Publications
MaxSim: A simulation platform for managed applications [ISPASS'17]
Andrey Rodchenko, Christos Kotselidis, Andy Nisbet, Antoniu Pop, Mikel Luján
Abstract
Managed applications, written in programming languages such as Java, C# and others, represent a significant share of workloads in the mobile, desktop, and server domains. Microarchitectural timing simulation of such workloads is useful for characterization and performance analysis, of both hardware and software, as well as for research and development of novel hardware extensions. This paper introduces MaxSim, a simulation platform based on the Maxine VM, the ZSim simulator, and the McPAT modeling framework. MaxSim is able to simulate fast and accurately managed workloads running on top of Maxine VM and its capabilities are showcased with novel simulation techniques for: 1) low-intrusive microarchitectural profiling via pointer tagging on the x86-64 platforms, 2) modeling of hardware extensions related, but not limited to, tagged pointers, and 3) modeling of complex software changes via address-space morphing. Low-intrusive microarchitectural profiling is achieved by utilizing tagged pointers to collect type- and allocation-site-related hardware events. Furthermore, MaxSim allows, through a novel technique called address space morphing, the easy modeling of complex object layout transformations. Finally, through the codesigned capabilities of MaxSim, novel hardware extensions can be implemented and evaluated. We showcase MaxSim's capabilities by simulating the whole set of the DaCapo-9.12-bach benchmarks in less than a day while performing an up-to-date microarchitectural power and performance characterization. Furthermore, we demonstrate a hardware/software co-designed optimization that performs dynamic load elimination for array length retrieval achieving up to 14% L1 data cache loads reduction and up to 4% dynamic energy reduction. MaxSim is available at https://github.com/arodchen/MaxSim released as free software.
Heterogeneous Managed Runtime Systems: A Computer Vision Case Study [VEE'17]
Christos Kotselidis, James Clarkson, Andrey Rodchenko, Andy Nisbet, John Mawer, Mikel Luján
Abstract
Real-time 3D space understanding is becoming prevalent across a wide range of applications and hardware platforms. To meet the desired Quality of Service (QoS), computer vision applications tend to be heavily parallelized and exploit any available hardware accelerators. Current approaches to achieving real-time computer vision, evolve around programming languages typically associated with High Performance Computing along with binding extensions for OpenCL or CUDA execution.
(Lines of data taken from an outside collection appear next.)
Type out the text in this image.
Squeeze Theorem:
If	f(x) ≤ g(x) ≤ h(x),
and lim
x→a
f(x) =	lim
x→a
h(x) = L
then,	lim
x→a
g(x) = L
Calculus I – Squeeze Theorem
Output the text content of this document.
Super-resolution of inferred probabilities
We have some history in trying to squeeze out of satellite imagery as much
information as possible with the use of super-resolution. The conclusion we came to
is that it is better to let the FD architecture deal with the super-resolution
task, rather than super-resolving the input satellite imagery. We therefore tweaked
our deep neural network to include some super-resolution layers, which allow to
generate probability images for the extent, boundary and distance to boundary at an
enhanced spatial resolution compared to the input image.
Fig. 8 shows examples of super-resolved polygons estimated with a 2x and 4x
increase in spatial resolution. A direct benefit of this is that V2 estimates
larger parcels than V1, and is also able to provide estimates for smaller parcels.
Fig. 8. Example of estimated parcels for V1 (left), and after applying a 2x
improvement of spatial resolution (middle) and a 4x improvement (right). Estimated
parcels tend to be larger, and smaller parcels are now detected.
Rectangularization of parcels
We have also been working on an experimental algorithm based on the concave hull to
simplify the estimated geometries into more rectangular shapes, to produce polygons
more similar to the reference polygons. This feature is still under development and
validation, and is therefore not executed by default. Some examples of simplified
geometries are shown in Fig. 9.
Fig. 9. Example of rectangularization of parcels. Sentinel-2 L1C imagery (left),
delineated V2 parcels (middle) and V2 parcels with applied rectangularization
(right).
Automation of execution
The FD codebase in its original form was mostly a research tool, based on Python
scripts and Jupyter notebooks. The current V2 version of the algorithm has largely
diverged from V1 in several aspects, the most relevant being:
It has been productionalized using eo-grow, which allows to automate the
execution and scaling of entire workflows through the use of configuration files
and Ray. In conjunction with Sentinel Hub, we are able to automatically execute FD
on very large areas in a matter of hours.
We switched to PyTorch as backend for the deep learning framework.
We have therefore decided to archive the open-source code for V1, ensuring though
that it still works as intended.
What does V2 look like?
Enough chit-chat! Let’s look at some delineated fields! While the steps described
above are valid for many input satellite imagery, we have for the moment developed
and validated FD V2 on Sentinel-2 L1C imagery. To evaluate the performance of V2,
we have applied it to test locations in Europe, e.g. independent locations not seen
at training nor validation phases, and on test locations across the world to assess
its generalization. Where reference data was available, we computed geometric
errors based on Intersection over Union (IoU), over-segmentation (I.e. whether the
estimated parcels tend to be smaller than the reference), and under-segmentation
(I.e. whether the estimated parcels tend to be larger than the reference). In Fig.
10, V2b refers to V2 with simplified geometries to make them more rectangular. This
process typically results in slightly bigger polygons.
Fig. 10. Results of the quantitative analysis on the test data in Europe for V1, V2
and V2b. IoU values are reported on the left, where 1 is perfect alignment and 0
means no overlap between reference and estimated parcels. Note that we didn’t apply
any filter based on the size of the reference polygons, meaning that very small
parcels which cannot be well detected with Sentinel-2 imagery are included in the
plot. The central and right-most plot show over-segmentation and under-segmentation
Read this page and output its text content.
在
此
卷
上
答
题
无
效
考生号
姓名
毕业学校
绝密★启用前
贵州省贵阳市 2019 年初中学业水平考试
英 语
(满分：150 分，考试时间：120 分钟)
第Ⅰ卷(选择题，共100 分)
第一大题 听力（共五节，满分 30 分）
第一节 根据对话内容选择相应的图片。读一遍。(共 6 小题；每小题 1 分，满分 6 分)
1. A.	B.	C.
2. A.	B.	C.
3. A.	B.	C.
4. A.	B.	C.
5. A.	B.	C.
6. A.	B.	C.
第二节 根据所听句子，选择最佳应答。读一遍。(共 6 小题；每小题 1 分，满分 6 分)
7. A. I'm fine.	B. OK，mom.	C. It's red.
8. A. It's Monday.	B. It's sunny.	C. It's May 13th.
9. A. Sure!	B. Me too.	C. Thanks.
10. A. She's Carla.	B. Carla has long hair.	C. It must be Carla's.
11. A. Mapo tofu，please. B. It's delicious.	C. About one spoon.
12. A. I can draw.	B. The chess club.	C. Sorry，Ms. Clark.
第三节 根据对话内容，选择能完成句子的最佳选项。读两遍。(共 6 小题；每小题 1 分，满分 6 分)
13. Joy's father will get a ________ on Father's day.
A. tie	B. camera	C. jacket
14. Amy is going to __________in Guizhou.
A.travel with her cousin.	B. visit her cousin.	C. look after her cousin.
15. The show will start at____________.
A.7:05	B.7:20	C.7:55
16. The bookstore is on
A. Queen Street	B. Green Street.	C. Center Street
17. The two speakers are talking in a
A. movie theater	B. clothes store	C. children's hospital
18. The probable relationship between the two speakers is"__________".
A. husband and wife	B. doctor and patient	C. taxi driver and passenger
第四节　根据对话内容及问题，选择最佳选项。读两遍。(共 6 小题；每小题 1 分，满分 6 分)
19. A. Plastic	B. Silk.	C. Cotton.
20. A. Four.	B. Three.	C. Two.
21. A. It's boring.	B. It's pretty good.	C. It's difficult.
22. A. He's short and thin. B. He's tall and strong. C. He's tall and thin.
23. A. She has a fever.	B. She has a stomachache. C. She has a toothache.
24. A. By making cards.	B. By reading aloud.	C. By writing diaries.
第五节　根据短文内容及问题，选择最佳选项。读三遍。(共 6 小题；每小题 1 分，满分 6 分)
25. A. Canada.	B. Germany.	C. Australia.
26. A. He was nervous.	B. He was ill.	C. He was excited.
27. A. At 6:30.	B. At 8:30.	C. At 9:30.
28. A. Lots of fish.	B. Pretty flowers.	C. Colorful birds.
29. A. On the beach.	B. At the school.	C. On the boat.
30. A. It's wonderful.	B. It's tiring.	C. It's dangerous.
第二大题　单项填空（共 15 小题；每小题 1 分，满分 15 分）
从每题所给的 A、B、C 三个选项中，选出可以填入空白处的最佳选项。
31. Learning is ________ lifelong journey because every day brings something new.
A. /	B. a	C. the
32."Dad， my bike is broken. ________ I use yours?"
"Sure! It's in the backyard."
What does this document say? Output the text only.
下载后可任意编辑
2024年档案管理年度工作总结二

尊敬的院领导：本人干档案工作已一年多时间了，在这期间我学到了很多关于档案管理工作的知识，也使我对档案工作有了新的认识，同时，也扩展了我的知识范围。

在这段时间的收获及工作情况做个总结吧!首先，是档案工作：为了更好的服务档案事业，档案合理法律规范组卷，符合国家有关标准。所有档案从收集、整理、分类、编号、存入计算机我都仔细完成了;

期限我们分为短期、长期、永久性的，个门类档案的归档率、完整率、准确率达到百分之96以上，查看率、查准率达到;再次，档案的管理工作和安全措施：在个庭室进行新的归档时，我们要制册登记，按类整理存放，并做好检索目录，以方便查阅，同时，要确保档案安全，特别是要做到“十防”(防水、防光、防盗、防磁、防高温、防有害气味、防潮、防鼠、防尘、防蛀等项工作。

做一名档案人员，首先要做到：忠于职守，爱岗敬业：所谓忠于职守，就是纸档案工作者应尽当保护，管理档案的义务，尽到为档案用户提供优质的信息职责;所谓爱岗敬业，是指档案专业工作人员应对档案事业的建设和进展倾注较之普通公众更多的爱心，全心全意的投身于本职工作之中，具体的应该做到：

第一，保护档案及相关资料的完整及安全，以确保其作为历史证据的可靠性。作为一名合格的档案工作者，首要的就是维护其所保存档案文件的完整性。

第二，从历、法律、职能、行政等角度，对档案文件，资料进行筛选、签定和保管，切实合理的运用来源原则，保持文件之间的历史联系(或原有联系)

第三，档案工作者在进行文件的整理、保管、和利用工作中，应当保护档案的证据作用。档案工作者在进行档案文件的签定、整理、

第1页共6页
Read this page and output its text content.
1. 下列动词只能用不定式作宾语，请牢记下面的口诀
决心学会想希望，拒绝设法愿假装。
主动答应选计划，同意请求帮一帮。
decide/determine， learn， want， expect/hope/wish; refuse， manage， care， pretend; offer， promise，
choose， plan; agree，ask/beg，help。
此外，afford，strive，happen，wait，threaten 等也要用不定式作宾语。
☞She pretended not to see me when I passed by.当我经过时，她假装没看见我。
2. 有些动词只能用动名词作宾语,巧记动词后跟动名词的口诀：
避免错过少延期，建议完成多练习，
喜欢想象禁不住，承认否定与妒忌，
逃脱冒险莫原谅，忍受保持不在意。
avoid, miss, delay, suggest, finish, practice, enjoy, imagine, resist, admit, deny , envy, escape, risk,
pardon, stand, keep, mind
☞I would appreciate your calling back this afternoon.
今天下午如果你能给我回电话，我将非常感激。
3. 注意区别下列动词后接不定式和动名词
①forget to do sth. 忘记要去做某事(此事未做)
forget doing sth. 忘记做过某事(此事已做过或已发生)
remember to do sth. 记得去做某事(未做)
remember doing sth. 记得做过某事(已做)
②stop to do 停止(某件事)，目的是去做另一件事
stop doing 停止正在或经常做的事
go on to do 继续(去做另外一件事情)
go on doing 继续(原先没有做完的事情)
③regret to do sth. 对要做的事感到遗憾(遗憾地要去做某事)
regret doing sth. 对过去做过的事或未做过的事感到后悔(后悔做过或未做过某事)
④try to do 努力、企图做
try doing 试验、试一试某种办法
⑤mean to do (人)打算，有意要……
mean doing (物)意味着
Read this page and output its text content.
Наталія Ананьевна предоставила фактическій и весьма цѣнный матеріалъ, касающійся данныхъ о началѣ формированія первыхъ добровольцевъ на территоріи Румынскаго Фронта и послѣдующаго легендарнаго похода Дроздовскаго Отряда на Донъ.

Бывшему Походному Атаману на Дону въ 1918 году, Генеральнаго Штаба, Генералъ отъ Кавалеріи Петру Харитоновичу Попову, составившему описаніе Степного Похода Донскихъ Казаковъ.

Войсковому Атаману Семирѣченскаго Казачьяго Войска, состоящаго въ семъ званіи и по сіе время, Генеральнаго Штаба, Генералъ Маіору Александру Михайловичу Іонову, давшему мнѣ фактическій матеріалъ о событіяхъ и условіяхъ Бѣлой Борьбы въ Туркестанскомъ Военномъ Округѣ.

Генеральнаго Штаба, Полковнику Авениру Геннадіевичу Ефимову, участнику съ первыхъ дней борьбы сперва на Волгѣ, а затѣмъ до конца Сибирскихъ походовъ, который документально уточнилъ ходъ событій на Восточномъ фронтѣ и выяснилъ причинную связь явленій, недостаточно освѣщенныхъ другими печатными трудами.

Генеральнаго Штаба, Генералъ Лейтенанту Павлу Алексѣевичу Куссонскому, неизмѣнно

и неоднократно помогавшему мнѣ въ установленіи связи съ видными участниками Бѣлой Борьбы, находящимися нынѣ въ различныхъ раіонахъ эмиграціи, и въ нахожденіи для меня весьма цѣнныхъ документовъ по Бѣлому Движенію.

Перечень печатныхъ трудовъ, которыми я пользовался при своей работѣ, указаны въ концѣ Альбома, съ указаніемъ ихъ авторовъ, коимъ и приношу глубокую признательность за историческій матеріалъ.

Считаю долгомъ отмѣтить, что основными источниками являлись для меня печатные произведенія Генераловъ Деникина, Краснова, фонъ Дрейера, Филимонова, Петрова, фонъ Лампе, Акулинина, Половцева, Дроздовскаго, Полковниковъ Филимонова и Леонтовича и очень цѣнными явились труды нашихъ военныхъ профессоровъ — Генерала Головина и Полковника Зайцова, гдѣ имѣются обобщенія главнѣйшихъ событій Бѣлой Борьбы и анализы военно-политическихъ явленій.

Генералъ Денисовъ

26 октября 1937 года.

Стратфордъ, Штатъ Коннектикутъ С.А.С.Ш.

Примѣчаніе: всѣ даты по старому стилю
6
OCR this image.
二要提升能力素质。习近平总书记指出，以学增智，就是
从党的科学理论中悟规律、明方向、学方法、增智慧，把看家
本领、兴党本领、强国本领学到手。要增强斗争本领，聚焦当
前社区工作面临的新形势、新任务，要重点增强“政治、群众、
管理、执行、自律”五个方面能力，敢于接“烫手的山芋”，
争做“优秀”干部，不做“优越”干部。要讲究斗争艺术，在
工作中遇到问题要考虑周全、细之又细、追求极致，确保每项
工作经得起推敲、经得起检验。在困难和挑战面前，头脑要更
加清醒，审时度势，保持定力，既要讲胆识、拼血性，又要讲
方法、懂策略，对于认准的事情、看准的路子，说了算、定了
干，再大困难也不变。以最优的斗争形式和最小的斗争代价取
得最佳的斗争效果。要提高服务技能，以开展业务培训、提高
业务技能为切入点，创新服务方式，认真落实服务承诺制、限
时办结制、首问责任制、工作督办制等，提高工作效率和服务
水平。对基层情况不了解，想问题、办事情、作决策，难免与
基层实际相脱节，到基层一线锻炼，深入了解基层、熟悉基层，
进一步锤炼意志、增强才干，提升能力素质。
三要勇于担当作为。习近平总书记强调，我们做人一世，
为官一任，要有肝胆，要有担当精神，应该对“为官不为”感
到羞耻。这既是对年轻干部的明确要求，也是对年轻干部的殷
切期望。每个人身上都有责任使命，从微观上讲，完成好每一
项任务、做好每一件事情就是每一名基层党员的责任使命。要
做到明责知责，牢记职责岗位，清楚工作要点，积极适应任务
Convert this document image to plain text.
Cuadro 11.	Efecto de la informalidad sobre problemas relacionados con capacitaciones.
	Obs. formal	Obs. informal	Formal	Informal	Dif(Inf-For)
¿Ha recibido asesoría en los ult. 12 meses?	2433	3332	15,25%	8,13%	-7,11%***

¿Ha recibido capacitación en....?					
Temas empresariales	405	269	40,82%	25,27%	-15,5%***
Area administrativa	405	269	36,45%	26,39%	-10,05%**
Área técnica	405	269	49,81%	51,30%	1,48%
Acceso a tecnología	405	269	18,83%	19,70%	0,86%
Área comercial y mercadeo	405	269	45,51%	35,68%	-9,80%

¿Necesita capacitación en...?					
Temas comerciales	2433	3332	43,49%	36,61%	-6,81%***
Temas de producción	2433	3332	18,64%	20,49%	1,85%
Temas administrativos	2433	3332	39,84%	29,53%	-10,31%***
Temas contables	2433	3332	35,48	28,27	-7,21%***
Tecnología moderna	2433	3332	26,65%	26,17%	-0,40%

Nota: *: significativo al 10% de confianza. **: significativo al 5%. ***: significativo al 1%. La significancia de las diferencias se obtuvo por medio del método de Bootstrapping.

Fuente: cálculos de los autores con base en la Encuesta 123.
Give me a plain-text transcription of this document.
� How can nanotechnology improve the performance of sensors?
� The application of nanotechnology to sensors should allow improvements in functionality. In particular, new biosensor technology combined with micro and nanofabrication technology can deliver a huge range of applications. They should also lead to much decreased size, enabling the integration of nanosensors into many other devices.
Such implementations, although high performing, lack portability across the wide range of diverse hardware resources and accelerators. In this paper, we showcase how a complex computer vision application can be implemented within a managed runtime system. We discuss the complexities of achieving high-performing and portable execution across embedded and desktop configurations. Furthermore, we demonstrate that it is possible to achieve the QoS target of over 30 frames per second (FPS) by exploiting FPGA and GPGPU acceleration transparently through the managed runtime system.
Improving QoS and Utilisation in modern multi-core servers with Dynamic Cache Partitioning [COSH'17]
Ioannis Papadakis,Konstantinos Nikas, Vasileios Karakostas, Georgios Goumas, Nectarios Koziris
Abstract
Co-execution of multiple workloads in modern multi-core
servers may create severe performance degradation and unpredictable
execution behavior, impacting significantly their
Quality of Service (QoS) levels. To safeguard the QoS levels
of high priority workloads, current resource allocation policies
are quite conservative, disallowing their co-execution
with low priority ones, creating a wasteful tradeoff between
QoS and aggregated system throughput. In this paper we
utilise the cache monitoring and allocation facilities provided
by modern processors and implement a dynamic cache partitioning
scheme, where high-priority workloads are monitored
and allocated the amount of shared cache that they
actually need. This way, we are able to simultaneously maintain
their QoS very close to the levels of full cache allocation
and boost the system’s throughput by allocating the surplus
cache space to co-executing, low-priority applications.